本発明は、構造物の基礎地盤及び道路や盛土下部軟弱地盤を改良する軽量化地盤改良工法に関する。
従来、軟弱地盤を鋼管杭と地盤改良を併用する工法は特許文献1で示されるように既に公知である。この鋼管ソイルセメント杭工法は、地盤下層の支持力を有する良好地盤(支持層)まで固化材を用いて地中に改良固結しソイルセメント柱体を築造し、その柱体中に羽根付き鋼管杭を挿入することにより、地盤の支持力を増強し構造物の荷重を支持するように施工される。
また軟弱地盤の上に構築される構造物をフローティング基礎(直接基礎工法)によって支持する地盤改良基礎工法は特許文献2で示されるように既に公知である。
この地盤改良基礎工法は、構造物の直下地盤を構造物の鉛直荷重及び水平荷重を負担支持するように改良した地盤改良基礎を造成し、且つ地盤改良基礎から構造物の荷重を地盤に伝達させる荷重補完用の杭体を延長し地中(軟弱粘性土)に挿入して施工される。
特開2001−317050号公報 特許第3765000号公報
上記特許文献1で示される鋼管ソイルセメント杭工法は、深層混合処理工法により軟弱地盤に形成したソイルセメント柱体に、複数の螺旋羽根を外周に有する鋼管からなる鋼管杭を挿入したソイルセメント合成杭によって構造物を支持するので、ソイルセメント柱体と鋼管杭と螺旋羽根とが一体化したソイルセメント合成杭を形成し、地盤との間で大きな摩擦力を発揮することができる利点がある。然し、必要な支持力を有する良好地盤が基礎下部より深い所にある場合は、その深度に達するソイルセメント合成杭を構成し地盤改良を行う必用があり、上部構造物が軽量であるにもかかわらず不経済になる欠点がある。

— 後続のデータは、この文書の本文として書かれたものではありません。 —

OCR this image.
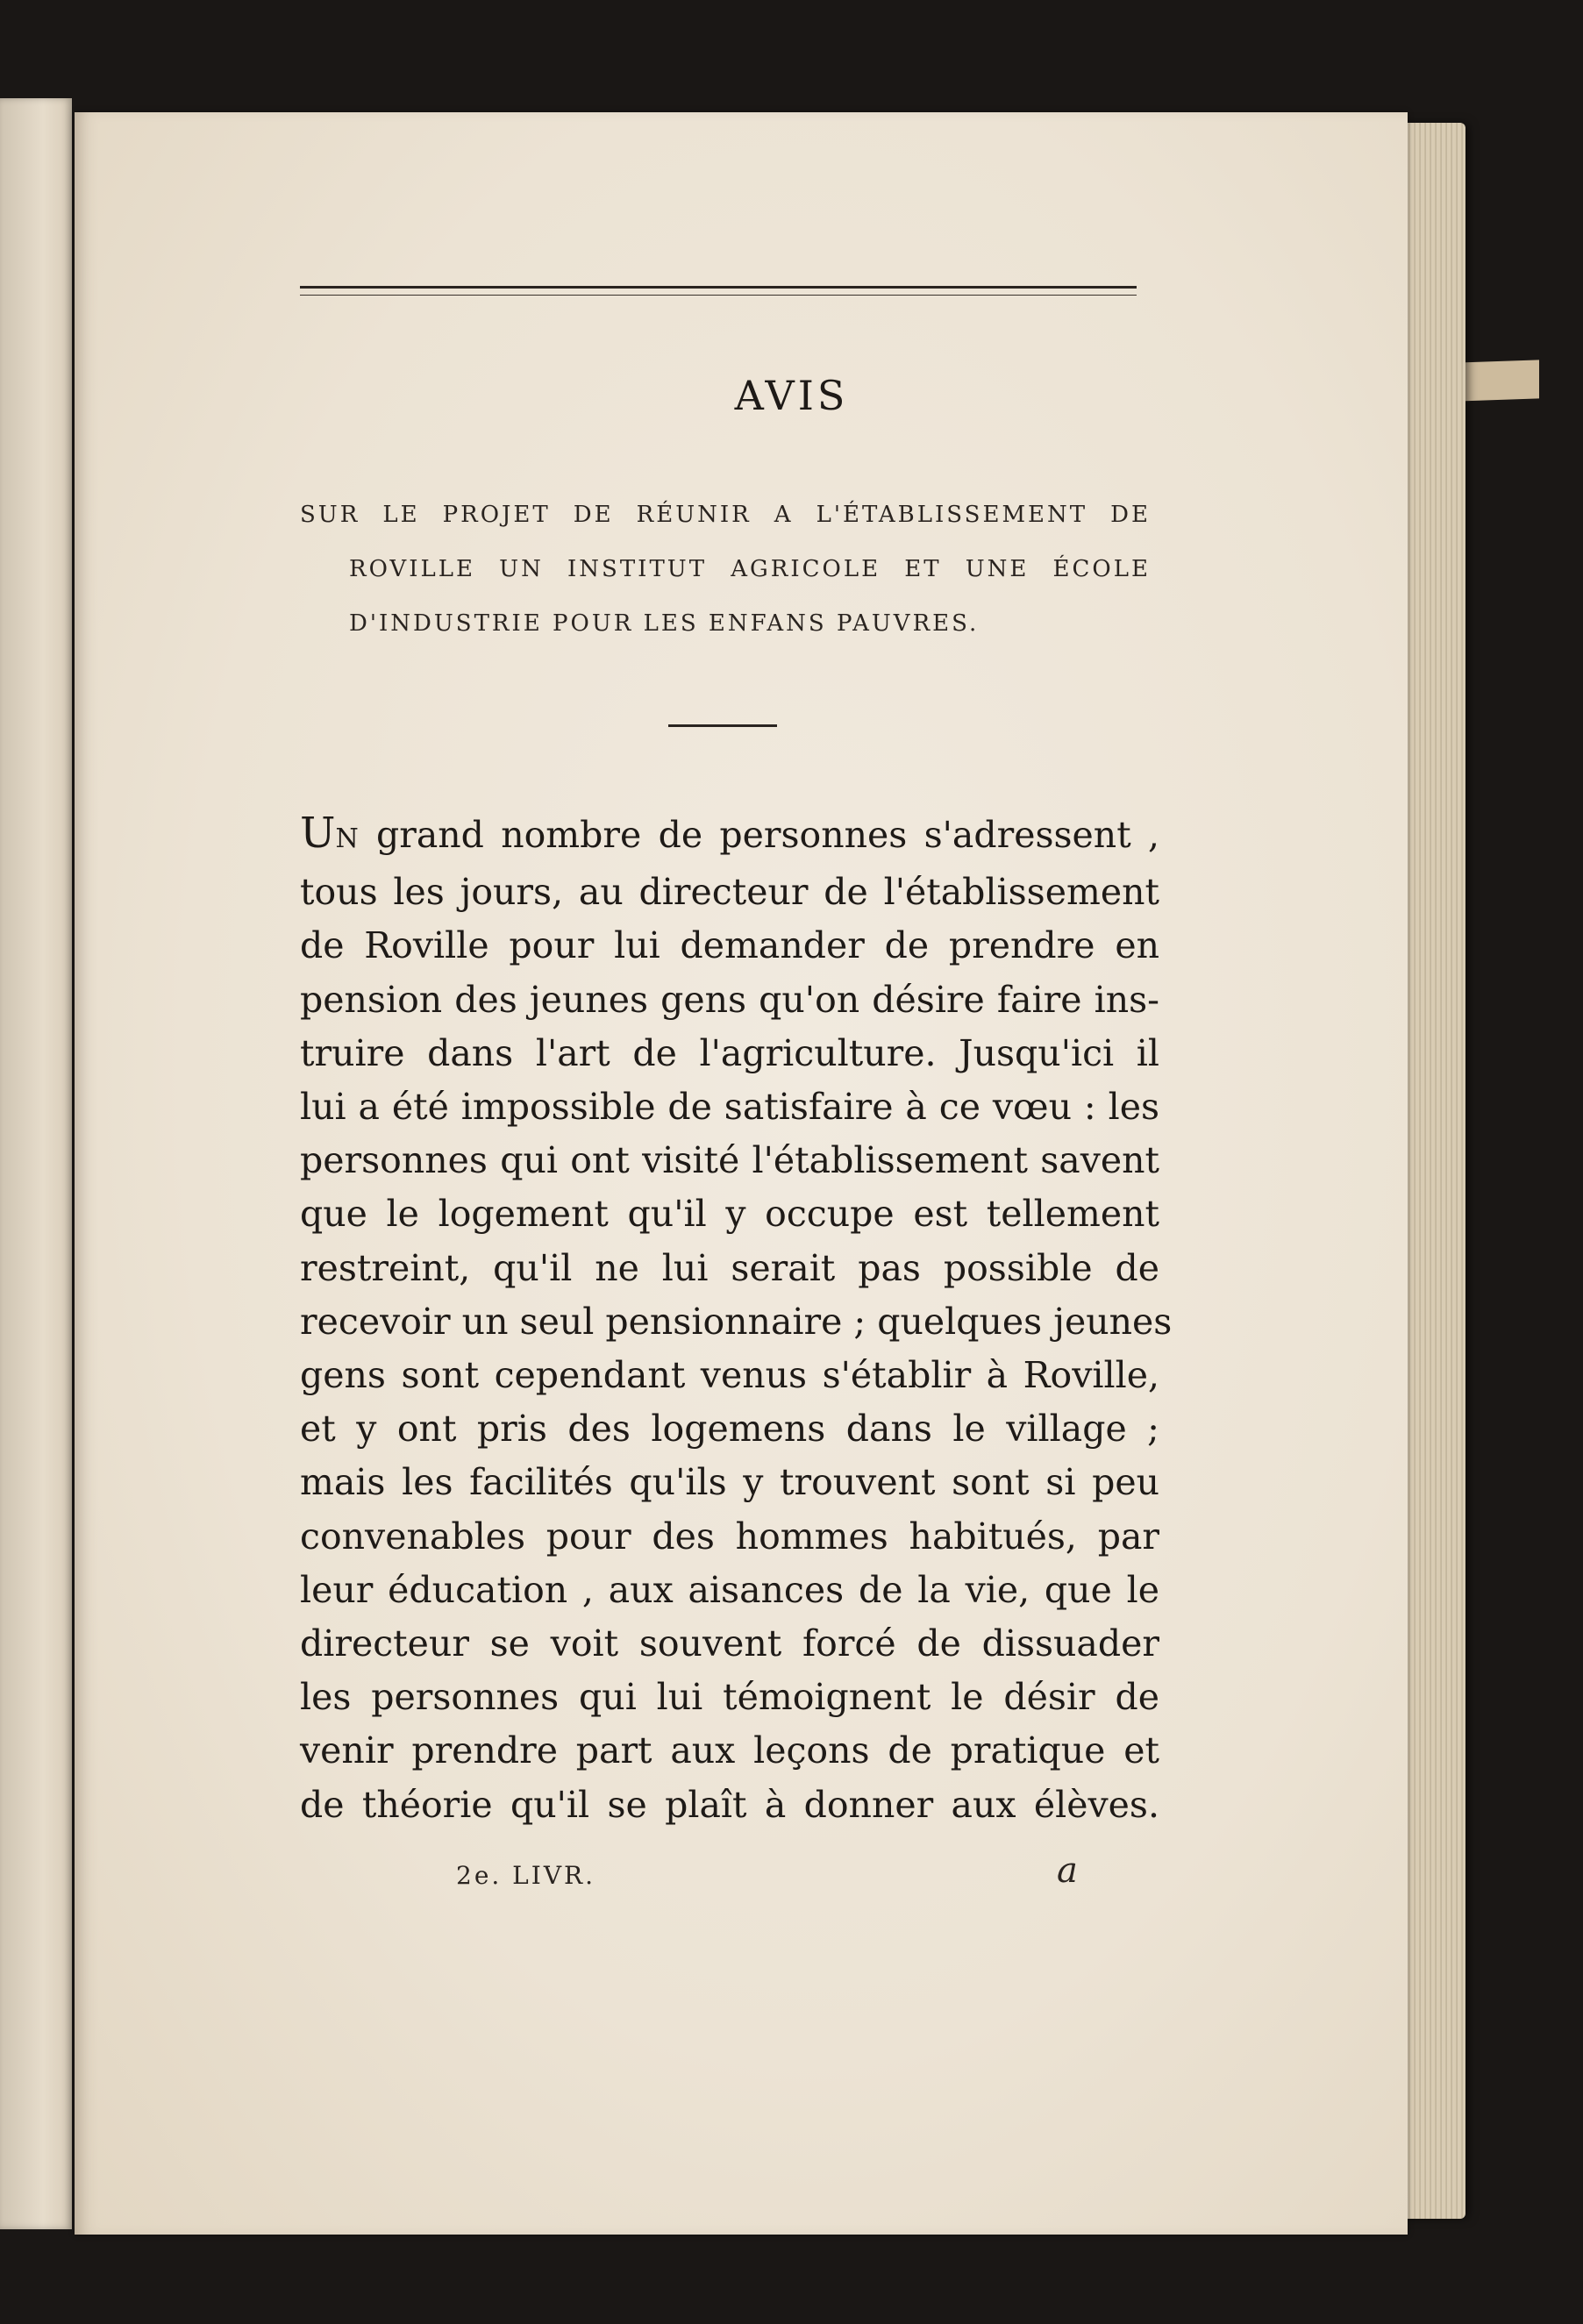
AVIS
SUR LE PROJET DE RÉUNIR A L'ÉTABLISSEMENT DE
ROVILLE UN INSTITUT AGRICOLE ET UNE ÉCOLE
D'INDUSTRIE POUR LES ENFANS PAUVRES.
UN grand nombre de personnes s'adressent ,
tous les jours, au directeur de l'établissement
de Roville pour lui demander de prendre en
pension des jeunes gens qu'on désire faire ins-
truire dans l'art de l'agriculture. Jusqu'ici il
lui a été impossible de satisfaire à ce vœu : les
personnes qui ont visité l'établissement savent
que le logement qu'il y occupe est tellement
restreint, qu'il ne lui serait pas possible de
recevoir un seul pensionnaire ; quelques jeunes
gens sont cependant venus s'établir à Roville,
et y ont pris des logemens dans le village ;
mais les facilités qu'ils y trouvent sont si peu
convenables pour des hommes habitués, par
leur éducation , aux aisances de la vie, que le
directeur se voit souvent forcé de dissuader
les personnes qui lui témoignent le désir de
venir prendre part aux leçons de pratique et
de théorie qu'il se plaît à donner aux élèves.
2e. LIVR.	a
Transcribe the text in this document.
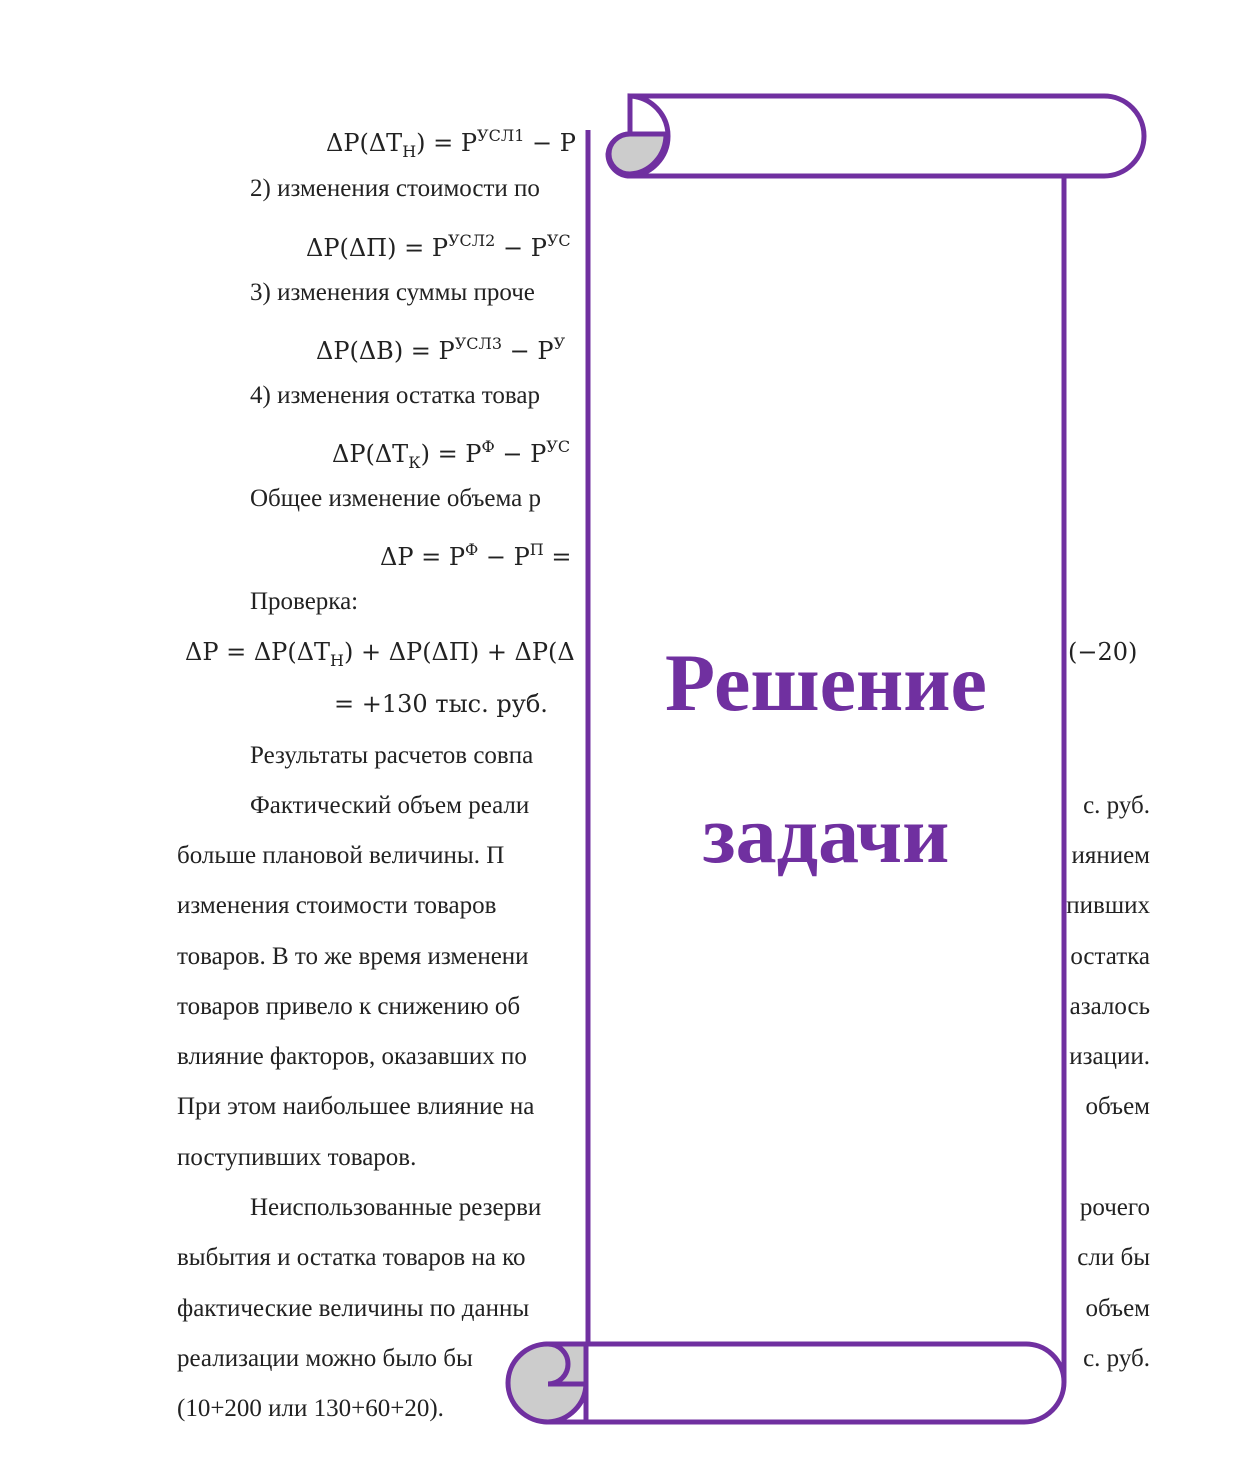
$\Delta Р(\Delta Т_Н) = Р^{УСЛ1} - Р$
2) изменения стоимости по
$\Delta Р(\Delta П) = Р^{УСЛ2} - Р^{УС}$
3) изменения суммы проче
$\Delta Р(\Delta В) = Р^{УСЛ3} - Р^У$
4) изменения остатка товар
$\Delta Р(\Delta Т_К) = Р^Ф - Р^{УС}$
Общее изменение объема р
$\Delta Р = Р^Ф - Р^П$ =
Проверка:
$\Delta Р = \Delta Р(\Delta Т_Н) + \Delta Р(\Delta П) + \Delta Р(\Delta$	(−20)
= +130 тыс. руб.
Результаты расчетов совпа
Фактический объем реали	с. руб.
больше плановой величины. П	иянием
изменения стоимости товаров	пивших
товаров. В то же время изменени	остатка
товаров привело к снижению об	азалось
влияние факторов, оказавших по	изации.
При этом наибольшее влияние на	объем
поступивших товаров.
Неиспользованные резерви	рочего
выбытия и остатка товаров на ко	сли бы
фактические величины по данны	объем
реализации можно было бы	с. руб.
(10+200 или 130+60+20).
Решение
задачи
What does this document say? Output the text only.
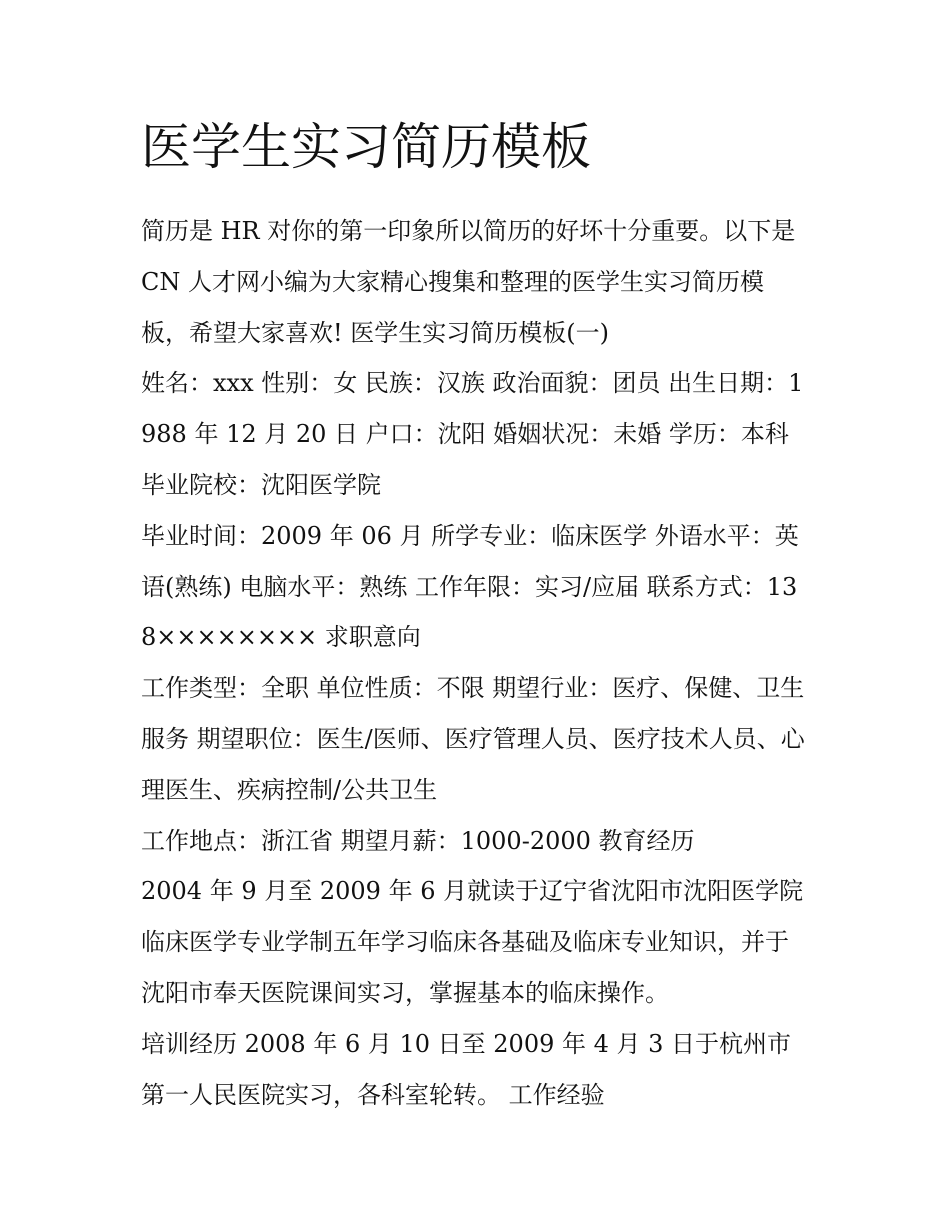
医学生实习简历模板

简历是 HR 对你的第一印象所以简历的好坏十分重要。以下是 CN 人才网小编为大家精心搜集和整理的医学生实习简历模板，希望大家喜欢! 医学生实习简历模板(一)

姓名：xxx 性别：女 民族：汉族 政治面貌：团员 出生日期：1988 年 12 月 20 日 户口：沈阳 婚姻状况：未婚 学历：本科 毕业院校：沈阳医学院

毕业时间：2009 年 06 月 所学专业：临床医学 外语水平：英语(熟练) 电脑水平：熟练 工作年限：实习/应届 联系方式：138×××××××× 求职意向

工作类型：全职 单位性质：不限 期望行业：医疗、保健、卫生服务 期望职位：医生/医师、医疗管理人员、医疗技术人员、心理医生、疾病控制/公共卫生

工作地点：浙江省 期望月薪：1000-2000 教育经历

2004 年 9 月至 2009 年 6 月就读于辽宁省沈阳市沈阳医学院临床医学专业学制五年学习临床各基础及临床专业知识，并于沈阳市奉天医院课间实习，掌握基本的临床操作。

培训经历 2008 年 6 月 10 日至 2009 年 4 月 3 日于杭州市第一人民医院实习，各科室轮转。 工作经验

また特許文献2に示される地盤改良基礎工法は、基礎スラブに重量の一部を下方の地盤に伝達する杭群を併用するので、支持層が深い軟弱地盤に対し構造物の重量が大きい場合のフローティング基礎工法として優れる利点がある。然し、この基礎工法は杭頭を基礎スラブに設置した小径な杭群によって地盤改良基礎を通じて軟弱地盤に伝達するので、構造物が比較的軽量な住宅等の建物及び道路或は盛土部の場合には、小径な杭を多数必要とすること、及び杭頭を基礎スラブに設けて下方に延長させるため杭長さが長くなる。従って、杭群の重量によって基礎構造が大重量になることから、比較的軽量な構造物の場合でも基礎コストが増大し、且つ基礎自体の沈下を伴い易くさせる等の問題がある。
以上のように従来技術による工法においては、固結改良地盤の強度と改良地盤下部地盤の支持力度により構造物基礎下の地耐力度が評価されるが、軟弱地盤が連続して10数メートルに及ぶ場合は、通常支持杭による基礎構造が選択されることが多い。特に木造の一般住宅及び鉄骨平屋のテナントビルや工場或いは倉庫等の比較的荷重が軽い建物においては、総建築費に対する基礎構造にかかる費用の占める割合が大きくなり、このため建設予定地を変更せざるを得ないという問題もある。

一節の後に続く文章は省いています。